Oddly enough, while all the highlighted corruption cases involving Statoil had emanated from its dealings with governments, the story is different in Nigeria, where the Norwegian company had been taken to court by a private enterprise, Inducon Nigeria Limited, over alleged breach of a partnership agreement. According to court documents, Inducon had in 1991 brought the British Petroleum-Statoil Alliance to the Nigeria and three blocks – OPL 213, 217 and 218 – were initially awarded to BP-Statoil Alliance with Inducon as the main promoter. Inducon, according to court documents, decided to sue Statoil when upon the start of oil production in 2008 in the Agbami-Ekoli block, with Statoil’s portion being 20.28%, Statoil refused to honour agreements in place between BP, Statoil and Inducon.
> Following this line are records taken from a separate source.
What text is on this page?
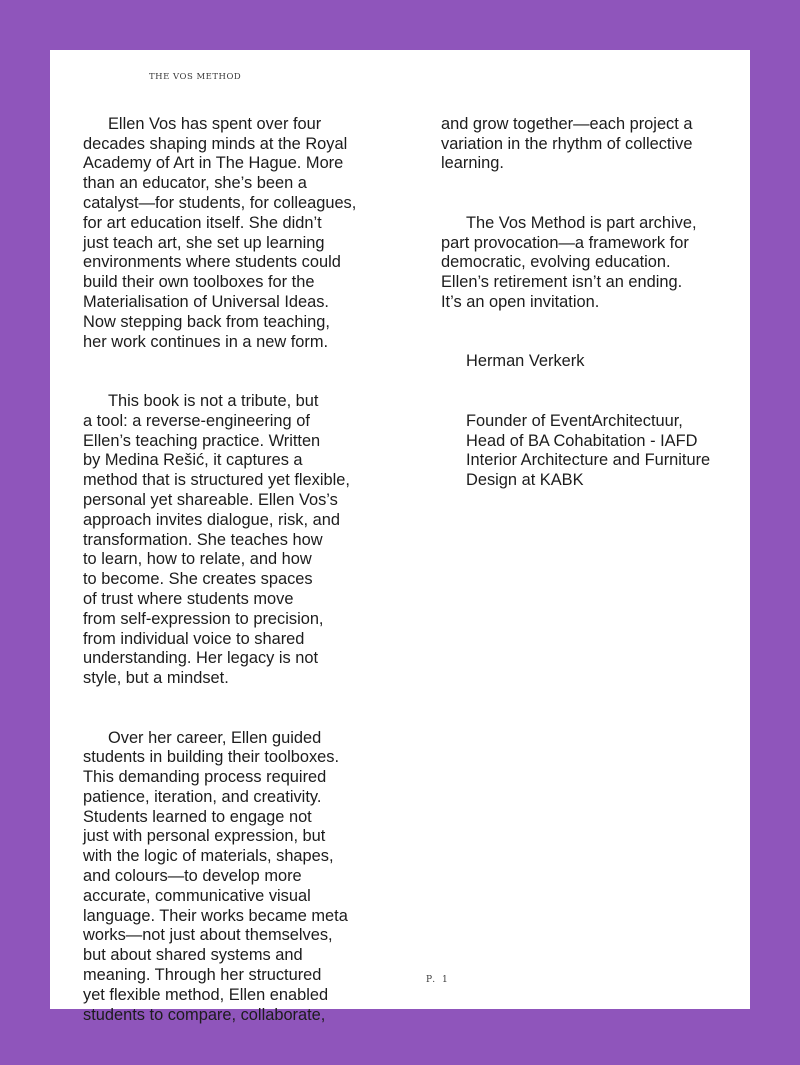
THE VOS METHOD

Ellen Vos has spent over four
decades shaping minds at the Royal
Academy of Art in The Hague. More
than an educator, she’s been a
catalyst—for students, for colleagues,
for art education itself. She didn’t
just teach art, she set up learning
environments where students could
build their own toolboxes for the
Materialisation of Universal Ideas.
Now stepping back from teaching,
her work continues in a new form.

This book is not a tribute, but
a tool: a reverse-engineering of
Ellen’s teaching practice. Written
by Medina Rešić, it captures a
method that is structured yet flexible,
personal yet shareable. Ellen Vos’s
approach invites dialogue, risk, and
transformation. She teaches how
to learn, how to relate, and how
to become. She creates spaces
of trust where students move
from self-expression to precision,
from individual voice to shared
understanding. Her legacy is not
style, but a mindset.

Over her career, Ellen guided
students in building their toolboxes.
This demanding process required
patience, iteration, and creativity.
Students learned to engage not
just with personal expression, but
with the logic of materials, shapes,
and colours—to develop more
accurate, communicative visual
language. Their works became meta
works—not just about themselves,
but about shared systems and
meaning. Through her structured
yet flexible method, Ellen enabled
students to compare, collaborate,

and grow together—each project a
variation in the rhythm of collective
learning.

The Vos Method is part archive,
part provocation—a framework for
democratic, evolving education.
Ellen’s retirement isn’t an ending.
It’s an open invitation.

Herman Verkerk

Founder of EventArchitectuur,
Head of BA Cohabitation - IAFD
Interior Architecture and Furniture
Design at KABK

P. 1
In both the Federal High Court and Federal Court of Appeal, Inducon had judgments in her favour and the case has been at the Supreme Court since 2012. In the middle of 2016, Inducon chose to file a “Motion on Notice” at the Supreme Court accusing Statoil of transferring all income from the sale of crude oil (40-45, 000 bpd) through a Nigerian bank to an account in JP Morgan Chase Bank in London. Statoil’s action, says Inducon, was in total disregard of the Order of Court given on April 26, 2010 by a Federal High Court and on December 10, 2010 by the same court, that all monies, revenue, income, funds, proceeds, earnings or however called derived from all offshore oil fields shall remain within the jurisdiction of the court in Nigeria and not to be expatriated to Statoil of Norway or any other foreign entity.

In the affidavit and application to the Supreme Court, Inducon is asking the order that is still subsisting to be enforced and that Statoil be made to return to Nigeria, the $4.3 billion it had expatriated. Indeed, legal experts have expressed shock at this new twist in development and wondered why an international oil company like Statoil will disregard a subsisting court order in Nigeria while it complied in other climes.

This writer had taken the pains to research and make public some of the untoward activities of international oil companies, whether in their home nations or outside, to highlight the incalculable damage they have done to the economy and general wellbeing of billions of people. It is the responsibility of governments to protect the interests of the citizenry by ensuring that there is justice, fairness, probity and accountability in oil or any business transaction it regulates.